As her father clings to the remnants of a sad coup, Ivanka Trump and husband Jared Kushner are apparently over their West Wing life, with the soon-to-be-former first daughter reportedly busy laying the groundwork for a return to Manhattan’s ultrawealthy art scene. While some predict a difficult transition back into New York high society, as one PR executive recently told the New Republic, complete pariah life for them appears unlikely: “Recent history has taught me that’ll only happen if they go broke.”

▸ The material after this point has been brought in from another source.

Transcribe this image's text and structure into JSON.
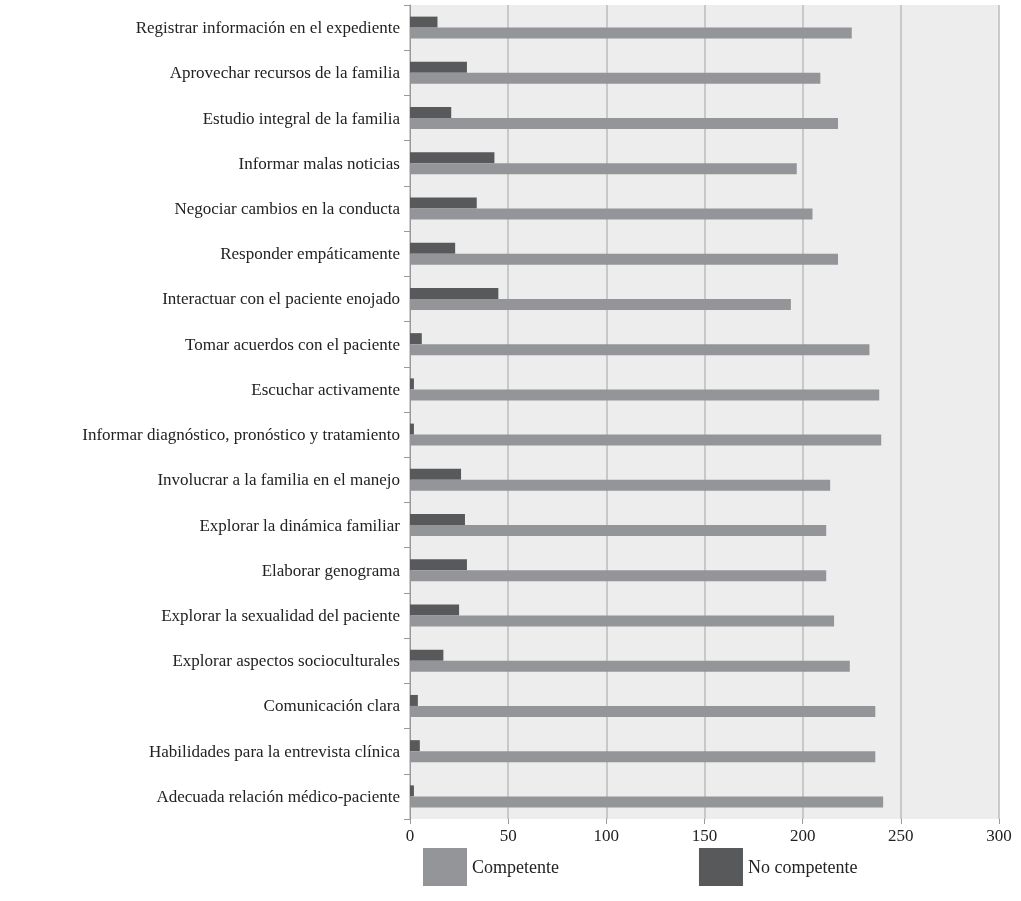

But if their ghoulishness within the Trump administration won’t make a difference in their social standing, perhaps a reliable tell-all, chock full of ugly details revealed by a former best friend, will. That’s what we have from Lysandra Ohrstrom in Vanity Fair today, in an essay filled with gossipy anecdotes extending from their days together at the elite all-girls’ school Chapin to their partying when they were in their early 20s. There was the time young Ivanka trashed a necklace that had Arabic writing—“It just screams, ‘terrorist,'” she allegedly said. Then there was Ivanka’s literary criticism of Richard Russo’s Empire Falls. “Why would you tell me to read a book about fucking poor people?” Not much is surprising until you reach this:
One of the earliest memories I have of Ivanka from before we were friends is when she blamed a fart on a classmate. Some time later, she goaded me and a few other girls into flashing our breasts out the window of our classroom in what has since been labelled the “flashing the hot dog man” incident in Chapin lore. Ivanka had basically been the ringleader, but she pleaded her innocence to the headmistress and got off scot-free. The rest of us were suspended.
Ivanka concealing a fart? At once petty and telling (here we see young Ivanka throwing people under the bus to preserve her image), this new revelation offers, for me, a moment of true joy. I can’t think of a better one with which to follow her efforts to rebrand back to Manhattan.